Subtitle: When cake makes you fertile

I have exactly 45 things to accomplish by day’s end tomorrow to get the newspaper out on time, and I don’t see it happening.

Not to mention, but to put it mildly, everyone except Finance Guy in that place is useless. He did me a really huge favor yesterday, and he restored my faith in humanity. Unfortunately, that was tempered by the cruise director and the queen of the underworld givin’ me shit today.

In good news, my ad rep is knocked up. It’s totally my fault, according to the tale she tells. (!) See, back in February ’round Mardi Gras time, the fabulous Tricia sent me a lovely King Cake, and according to tradition, the person who gets the piece of cake with the little plastic baby in it is King for a Day and that person buys the cake next year. When my ad rep got the baby, she was scared that it meant that the person who gets the baby gets knocked up, and we laughed about that. When she went home and showed the baby to her daughter, the little girl said, “Does that mean you’re having a baby?” So she called me and we laughed and laughed. Turns out she was maybe a week or two along at that point, and she announced the news to me today, completely holding me responsible for the phenomenon.

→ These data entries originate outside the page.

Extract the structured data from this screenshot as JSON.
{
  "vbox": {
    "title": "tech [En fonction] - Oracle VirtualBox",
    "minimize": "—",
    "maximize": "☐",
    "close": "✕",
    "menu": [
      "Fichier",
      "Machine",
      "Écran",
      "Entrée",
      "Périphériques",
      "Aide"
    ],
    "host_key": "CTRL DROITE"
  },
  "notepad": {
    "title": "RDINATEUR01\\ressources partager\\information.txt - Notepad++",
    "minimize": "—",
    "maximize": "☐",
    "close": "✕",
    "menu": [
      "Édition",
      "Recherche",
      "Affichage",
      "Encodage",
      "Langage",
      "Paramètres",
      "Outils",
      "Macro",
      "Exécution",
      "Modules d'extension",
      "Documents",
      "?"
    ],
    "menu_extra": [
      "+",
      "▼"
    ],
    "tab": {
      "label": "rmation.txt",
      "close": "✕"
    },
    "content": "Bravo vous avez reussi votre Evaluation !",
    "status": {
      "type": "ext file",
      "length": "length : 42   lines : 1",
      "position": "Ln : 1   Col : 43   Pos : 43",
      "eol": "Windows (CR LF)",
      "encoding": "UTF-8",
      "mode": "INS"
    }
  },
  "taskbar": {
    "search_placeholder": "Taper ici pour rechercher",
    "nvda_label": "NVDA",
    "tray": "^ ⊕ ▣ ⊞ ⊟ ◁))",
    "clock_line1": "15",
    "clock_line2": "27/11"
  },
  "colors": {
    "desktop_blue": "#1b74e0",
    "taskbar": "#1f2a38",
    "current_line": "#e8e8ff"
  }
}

I, of course, decided that when we have cake next year, we will scan the delicacy to ensure that the plastic baby goes to the only man on staff, because I do NOT want to start a tradition of the person who gets the baby, HAS the baby!

I’m happy for her, though, because she thought she couldn’t physically have another child. Well, that cake must’ve been magic, and I wish a happy and healthy pregnancy to my buddy!